L'institut Pasteur de Shanghai. - JPEG

L.D.S. : En quoi l’Institut Pasteur est-il, selon vous, unique dans le monde de la recherche aujourd’hui ?

R.A. : L’Institut Pasteur possède une histoire unique qui lui confère une identité forte. Nos centres travaillent dans cet esprit formidable qu’a légué Louis Pasteur : développer de nouveaux vaccins, thérapeutiques et diagnostiques, en les testant d’abord in vitro, ensuite sur les animaux et en les appliquant enfin aux hommes. Beaucoup d’autres instituts de santé publique existent en Europe, aux États-Unis ou ailleurs, mais Pasteur est le seul à mon sens qui jouisse d’un véritable réseau mondial et d’une vision globale. C’est aussi moins une organisation rigide centralisée à Paris qu’une association d’instituts aux statuts très différents ; cela nous permet de travailler en réseau, répondant rapidement et efficacement à des maladies contagieuses dès leur déclenchement où que ce soit, quasiment, dans le monde.

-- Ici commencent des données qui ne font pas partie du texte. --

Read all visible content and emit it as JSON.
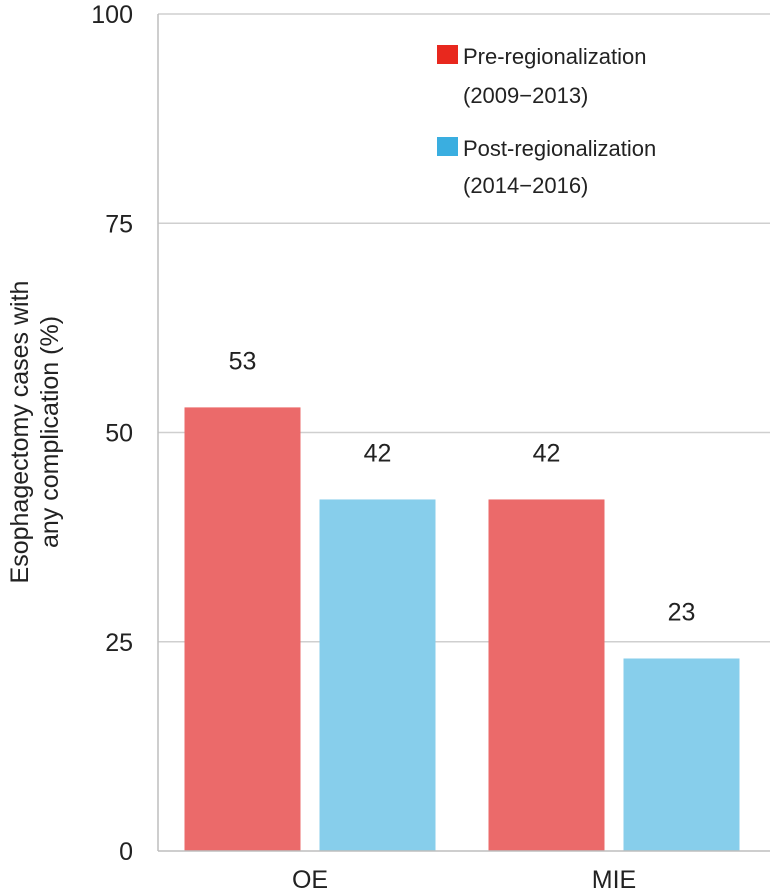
{
  "chart_data": {
    "type": "bar",
    "categories": [
      "OE",
      "MIE"
    ],
    "series": [
      {
        "name": "Pre-regionalization (2009−2013)",
        "name_lines": [
          "Pre-regionalization",
          "(2009−2013)"
        ],
        "color": "#eb6a6a",
        "legend_color": "#e8281e",
        "values": [
          53,
          42
        ]
      },
      {
        "name": "Post-regionalization (2014−2016)",
        "name_lines": [
          "Post-regionalization",
          "(2014−2016)"
        ],
        "color": "#87ceeb",
        "legend_color": "#3aaee0",
        "values": [
          42,
          23
        ]
      }
    ],
    "ylabel_lines": [
      "Esophagectomy cases with",
      "any complication (%)"
    ],
    "xlabel": "",
    "title": "",
    "ylim": [
      0,
      100
    ],
    "yticks": [
      0,
      25,
      50,
      75,
      100
    ],
    "grid": true,
    "legend_position": "top-right"
  }
}
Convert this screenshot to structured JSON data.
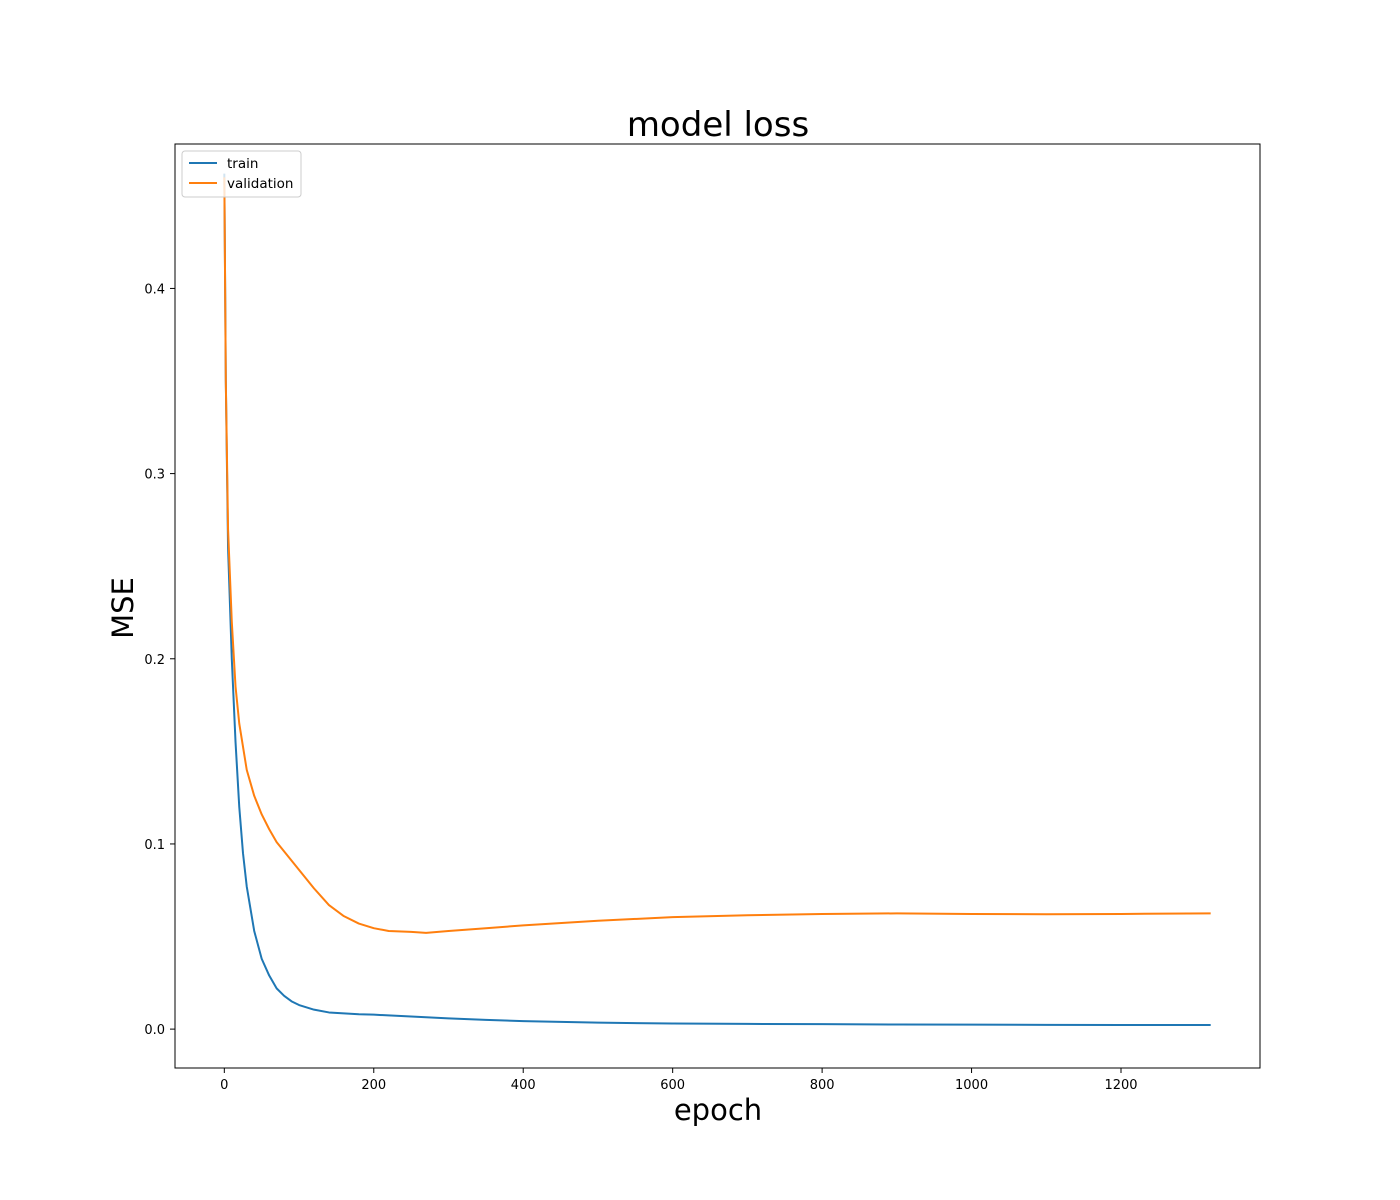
{
  "chart_data": {
    "type": "line",
    "title": "model loss",
    "xlabel": "epoch",
    "ylabel": "MSE",
    "xlim": [
      -66,
      1386
    ],
    "ylim": [
      -0.021,
      0.478
    ],
    "xticks": [
      0,
      200,
      400,
      600,
      800,
      1000,
      1200
    ],
    "yticks": [
      0.0,
      0.1,
      0.2,
      0.3,
      0.4
    ],
    "ytick_labels": [
      "0.0",
      "0.1",
      "0.2",
      "0.3",
      "0.4"
    ],
    "grid": false,
    "legend": "top-left",
    "series": [
      {
        "name": "train",
        "color": "#1f77b4",
        "x": [
          0,
          2,
          5,
          10,
          15,
          20,
          25,
          30,
          40,
          50,
          60,
          70,
          80,
          90,
          100,
          120,
          140,
          160,
          180,
          200,
          250,
          300,
          350,
          400,
          500,
          600,
          700,
          800,
          900,
          1000,
          1100,
          1200,
          1320
        ],
        "y": [
          0.462,
          0.35,
          0.26,
          0.2,
          0.155,
          0.12,
          0.095,
          0.077,
          0.053,
          0.038,
          0.029,
          0.022,
          0.018,
          0.015,
          0.013,
          0.0105,
          0.009,
          0.0085,
          0.008,
          0.0078,
          0.0068,
          0.0058,
          0.005,
          0.0043,
          0.0035,
          0.003,
          0.0028,
          0.0027,
          0.0025,
          0.0024,
          0.0023,
          0.0022,
          0.0022
        ]
      },
      {
        "name": "validation",
        "color": "#ff7f0e",
        "x": [
          0,
          2,
          5,
          10,
          15,
          20,
          30,
          40,
          50,
          60,
          70,
          80,
          100,
          120,
          140,
          160,
          180,
          200,
          220,
          250,
          270,
          300,
          350,
          400,
          500,
          600,
          700,
          800,
          900,
          1000,
          1100,
          1200,
          1320
        ],
        "y": [
          0.46,
          0.35,
          0.27,
          0.22,
          0.185,
          0.165,
          0.14,
          0.126,
          0.116,
          0.108,
          0.101,
          0.096,
          0.086,
          0.076,
          0.067,
          0.061,
          0.057,
          0.0545,
          0.053,
          0.0525,
          0.052,
          0.053,
          0.0545,
          0.056,
          0.0585,
          0.0605,
          0.0615,
          0.0622,
          0.0625,
          0.0622,
          0.062,
          0.0622,
          0.0625
        ]
      }
    ]
  }
}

Le récent exemple cambodgien l’illustre parfaitement : l’IP du Cambodge a sollicité l’aide de l’IPS pour identifier la nature d’un virus « mystérieux »—du moins est-ce ainsi que les médias l’avaient présenté—apparu au début de l’été, qui s’est avéré être une forme du virus PMB sur lequel nous travaillions déjà. La présentation de la séquence du génome de la souche du virus est intervenue le 5 septembre, devançant sur ce point d’autres équipes dépêchées sur place.

L.D.S. : Que peut-on souhaiter à l’Institut Pasteur de Shanghai ?

R.A. : Une production scientifique annuelle plus importante ; un financement chinois, français et international optimal ; des équipes de chercheurs françaises et internationales ; des applications utiles des innovations réalisées... L’institut étant jeune, beaucoup reste à faire !

Le Dr. Ralf ALTMEYER, Directeur général de l'Institut Pasteur de Shanghai, et M. Frédéric BRETAR, Attaché pour la science et la technologie du Consulat général, devant le buste de Pasteur. - JPEG

[1Spectre : Ensemble des bactéries sensibles à l’action d’un médicament antibiotique particulier.